论文标题
对跨医学图像和报告的多模式表示学习的预训练的视觉和语言模型的比较
A Comparison of Pre-trained Vision-and-Language Models for Multimodal Representation Learning across Medical Images and Reports
论文作者
论文摘要
从医学图像和相关上下文报告中提取的联合图像文本嵌入是大多数生物医学视觉和语言(V+L)任务的基石,包括医学视觉问题回答,临床图像文本检索,临床报告自动生成。在这项研究中,我们采用了四个预训练的V+L模型:LXMERT,Visualbert,Unier和Pixelbert,从模拟物CXR X光片和相关报告中学习多模式表示。 OpenI数据集上的外部评估表明,与开创性的CNN-RNN模型相比,预先训练的V+L模型学到的关节嵌入模型显示了胸腔发现分类任务的性能提高。我们进行了一项消融研究,以分析某些模型成分的贡献,并验证关节嵌入比仅文本嵌入的优势。我们还可以看到注意图,以说明V+L模型的注意机制。

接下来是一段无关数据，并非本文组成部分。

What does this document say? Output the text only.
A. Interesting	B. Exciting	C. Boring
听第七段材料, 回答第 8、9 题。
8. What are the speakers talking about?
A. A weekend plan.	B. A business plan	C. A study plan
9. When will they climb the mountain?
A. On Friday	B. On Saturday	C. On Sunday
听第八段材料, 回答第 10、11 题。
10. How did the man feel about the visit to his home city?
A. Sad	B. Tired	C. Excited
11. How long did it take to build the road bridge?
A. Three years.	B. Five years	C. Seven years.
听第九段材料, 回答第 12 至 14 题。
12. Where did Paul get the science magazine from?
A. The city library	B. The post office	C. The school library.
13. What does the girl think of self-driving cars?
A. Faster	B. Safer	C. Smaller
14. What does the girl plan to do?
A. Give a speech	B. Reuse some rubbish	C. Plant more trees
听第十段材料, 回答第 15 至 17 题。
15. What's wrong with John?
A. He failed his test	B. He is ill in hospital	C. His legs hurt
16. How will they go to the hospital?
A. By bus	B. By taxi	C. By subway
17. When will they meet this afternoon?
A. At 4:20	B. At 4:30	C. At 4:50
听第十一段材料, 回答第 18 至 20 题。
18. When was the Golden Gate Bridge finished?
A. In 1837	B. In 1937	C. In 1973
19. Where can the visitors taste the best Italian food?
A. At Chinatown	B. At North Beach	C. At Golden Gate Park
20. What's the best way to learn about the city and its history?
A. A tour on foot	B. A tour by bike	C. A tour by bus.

Joint image-text embedding extracted from medical images and associated contextual reports is the bedrock for most biomedical vision-and-language (V+L) tasks, including medical visual question answering, clinical image-text retrieval, clinical report auto-generation. In this study, we adopt four pre-trained V+L models: LXMERT, VisualBERT, UNIER and PixelBERT to learn multimodal representation from MIMIC-CXR radiographs and associated reports. The extrinsic evaluation on OpenI dataset shows that in comparison to the pioneering CNN-RNN model, the joint embedding learned by pre-trained V+L models demonstrate performance improvement in the thoracic findings classification task. We conduct an ablation study to analyze the contribution of certain model components and validate the advantage of joint embedding over text-only embedding. We also visualize attention maps to illustrate the attention mechanism of V+L models.